Smith indicated the benefits of the cross-ventilated barns in the humid Midwest are less than when these barns are built in arid conditions, but his video of barn audits with indwelling body temperature probes indicated lower body temperatures in high-producing dairy cows housed even under humid Midwest conditions.
Summer feeding of high-producing dairy cows has also undergone new concepts.
Many proven feeding technologies are available that can improve summer performance of dairy cows such as fat feeding, amino acid balancing, Metabolizable Protein (MP) balancing, mineral nutrition, water feeding, DCAD formulations, and starch rate technology.

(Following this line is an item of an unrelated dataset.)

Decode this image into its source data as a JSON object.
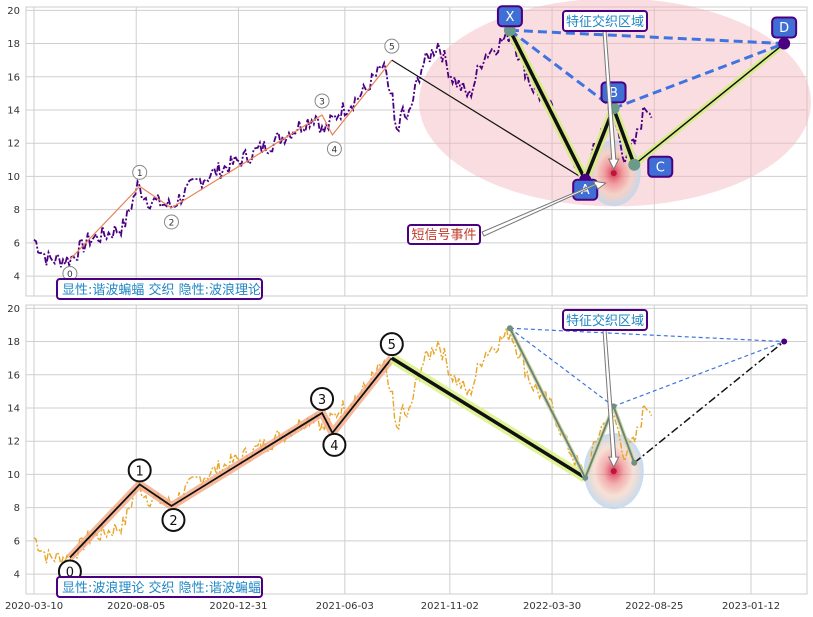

Some of these were discussed at the seminar and are available only through patented formulation systems. And, the speakers emphasized, new feeding technology is only as good as the housing program that goes with the technology.
What does this cooling technology cost? — a common question asked during the Land O’Lakes three-day seminar that covered two presentations in Ohio and one in Michigan.
Dr. Smith’s response: “If you can afford to lose 5 to 8 pounds of milk per cow per day in summer, then you do not need cow cooling.”
He said it with a smile on his face, as he knows that cow cooling really pays. Return on invested capital is often a payback of several weeks or months versus some capital investments that take several years to pay back.